We once were masters of sacred disagreement. The Talmud itself is structured as one large debate, with variant voices across centuries sometimes, calling out to each other and passionately arguing while maintaining respect. Our greatest strength as Jews lies not so much in our ability to create times of communal harmony but rather in our ability to weather the storms of adversity even when they are from within.
Pirke Avot continues: Mahloket l’shem shamayim--an argument for the sake of heaven— will stand forever. Such an argument weathers the tests of time and proves to be out of love for Judaism and the Jewish people. Rav Yonah comments on the participants of this kind of “good” argument will live long enough to continue to have many more good arguments! The shining example of this are the schools of Hillel and Shammai, whose arguments “stand forever” and whose debates we still study today as “sacred disagreements.” And of this sparring pair the Talmud says “elu v’elu: both present words of the Living G-d.” It will not be easy, but we will have to relearn the art of sacred disagreement, without tearing each other apart.
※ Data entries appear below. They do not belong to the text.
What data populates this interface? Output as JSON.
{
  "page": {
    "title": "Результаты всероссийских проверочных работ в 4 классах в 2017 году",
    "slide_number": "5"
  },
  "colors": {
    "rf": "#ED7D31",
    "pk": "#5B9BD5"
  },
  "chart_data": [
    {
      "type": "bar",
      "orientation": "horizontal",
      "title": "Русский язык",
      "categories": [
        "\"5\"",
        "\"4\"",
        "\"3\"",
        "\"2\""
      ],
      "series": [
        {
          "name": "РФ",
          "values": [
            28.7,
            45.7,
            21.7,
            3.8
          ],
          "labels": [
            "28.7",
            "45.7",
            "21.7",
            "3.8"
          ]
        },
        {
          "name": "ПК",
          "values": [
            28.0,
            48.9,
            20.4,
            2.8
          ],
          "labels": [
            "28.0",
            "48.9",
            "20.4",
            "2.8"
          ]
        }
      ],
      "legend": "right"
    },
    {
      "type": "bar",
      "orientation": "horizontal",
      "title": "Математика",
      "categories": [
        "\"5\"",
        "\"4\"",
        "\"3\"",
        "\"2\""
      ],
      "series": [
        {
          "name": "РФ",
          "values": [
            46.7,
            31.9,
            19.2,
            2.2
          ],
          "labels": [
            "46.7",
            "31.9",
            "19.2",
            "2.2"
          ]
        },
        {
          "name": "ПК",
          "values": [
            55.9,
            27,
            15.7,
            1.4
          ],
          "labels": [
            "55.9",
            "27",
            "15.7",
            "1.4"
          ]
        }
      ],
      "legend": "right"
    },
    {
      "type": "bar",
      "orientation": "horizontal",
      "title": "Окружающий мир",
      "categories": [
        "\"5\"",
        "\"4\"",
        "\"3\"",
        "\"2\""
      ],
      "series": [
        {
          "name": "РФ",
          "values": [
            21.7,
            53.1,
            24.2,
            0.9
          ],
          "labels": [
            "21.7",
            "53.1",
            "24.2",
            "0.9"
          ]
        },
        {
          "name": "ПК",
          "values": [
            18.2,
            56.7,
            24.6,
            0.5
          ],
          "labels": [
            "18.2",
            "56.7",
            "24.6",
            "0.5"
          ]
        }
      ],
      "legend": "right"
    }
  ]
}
The truth is: there are be tears in the fabric which can be re-sewn, if we are willing to live with seeing the seam where the rip once happened.
Yossi Klein Halevi wrote in Haaretz, just days before Rosh Hashana: “...I am, like many of us, a confusion of emotions. I am angry and fearful, grieving and grateful, proud and ashamed and, despite everything, hopeful....I believe we will persevere. I believe this because Jewish history – events we ourselves have witnessed – insists that despair is always premature...Most Jews instinctively know that to be a Jew means to balance paradoxes – security and morality, realism and vision, particularism and universalism, self-defense and self-critique.
This year especially, I will pray that we have the wisdom to hold together as a people, despite the growing pressures on us to fragment and turn against each other.
Most Jews share the same hope – of a strong Israel at peace with its neighbours. We will continue to argue about the best way to achieve that – but as partners, aware that there are no easy answers, that none of us can speak for the totality of Jewish wisdom, that we need each other’s insights to be a whole people, that we cannot thrive without being a whole people.”
I will live this year with the hope of repair of the torn fabric, of tikkun. I’m so proud that City Shul has inaugurated this first year of our shul’s Israel Engagement with 3 programmes on Israel that we have crafted to be both open and reflective. From there, I hope to stand with those who are prepared to become sewers and menders and stitchers; with those who are brave enough to gather the torn sheets and use some tape of love and listening.